John Hacking

Personal information
- Full name: John Kenneth Hacking
- Born: 21 March 1909 Kenilworth, Warwickshire, England
- Died: 3 August 1999 (aged 90) Warwick, Warwickshire, England
- Batting: Right-handed
- Bowling: Right-arm medium

Domestic team information
- 1946: Warwickshire

Career statistics
| Competition | First-class |
| Matches | 1 |
| Runs scored | 17 |
| Batting average | 8.50 |
| 100s/50s | –/– |
| Top score | 14 |
| Balls bowled | – |
| Wickets | – |
| Bowling average | – |
| 5 wickets in innings | – |
| 10 wickets in match | – |
| Best bowling | – |
| Catches/stumpings | 2/– |
- Source: Cricinfo, 7 May 2012

= John Hacking (cricketer) =

English cricketer (1909–1999)

John Kenneth Hacking (21 March 1909 - 3 August 1999) was an English cricketer. Hacking was a right-handed batsman who bowled right-arm medium pace. He was born at Kenilworth, Warwickshire, and was educated at Warwick School.

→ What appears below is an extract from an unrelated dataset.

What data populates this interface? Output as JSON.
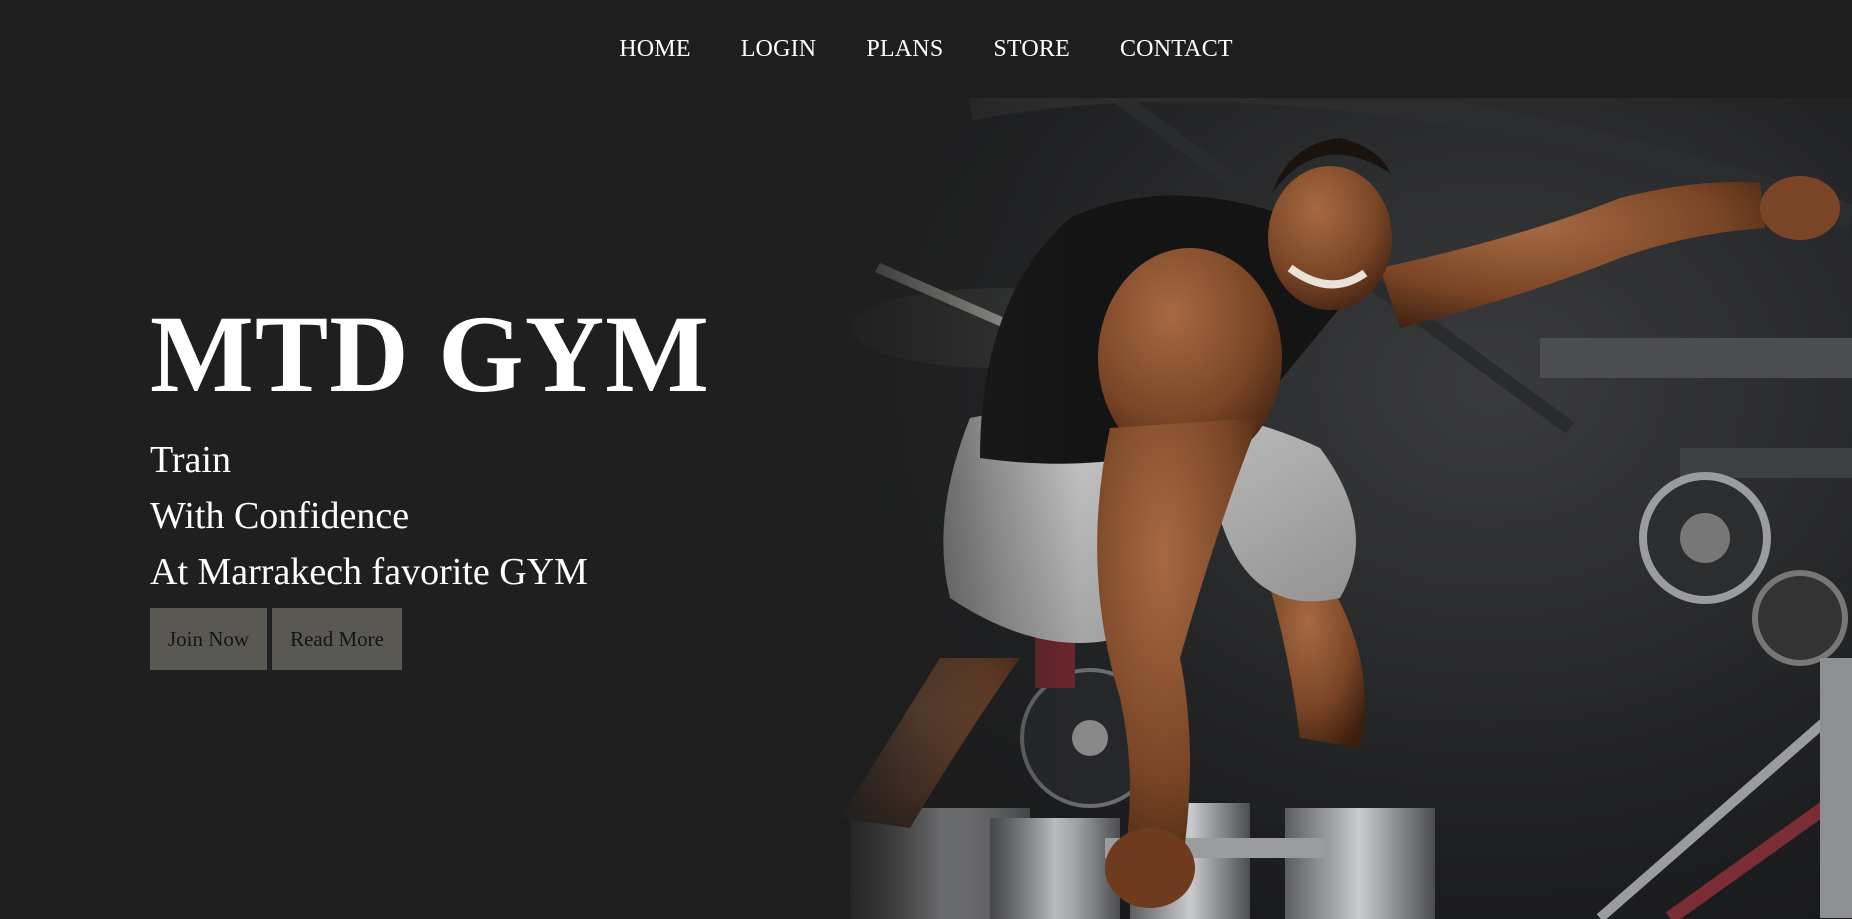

Hacking made a single first-class appearance for Warwickshire against Lancashire at Old Trafford in the 1946 County Championship. Warwickshire won the toss and elected to bat, making just 100 all out in their first-innings, with Hacking who batted at number seven scoring 14 runs before he was dismissed by Eddie Phillipson. Lancashire responded in their first-innings with 292 all out, to which Warwickshire responded to in their second-innings with 232 all out, with Hacking making 3 runs batting at number six, before he was dismissed by William Roberts. Lancashire went on to win the match by 9 wickets. This was his only major appearance for Warwickshire.

He died at Warwick, Warwickshire, on 3 August 1999.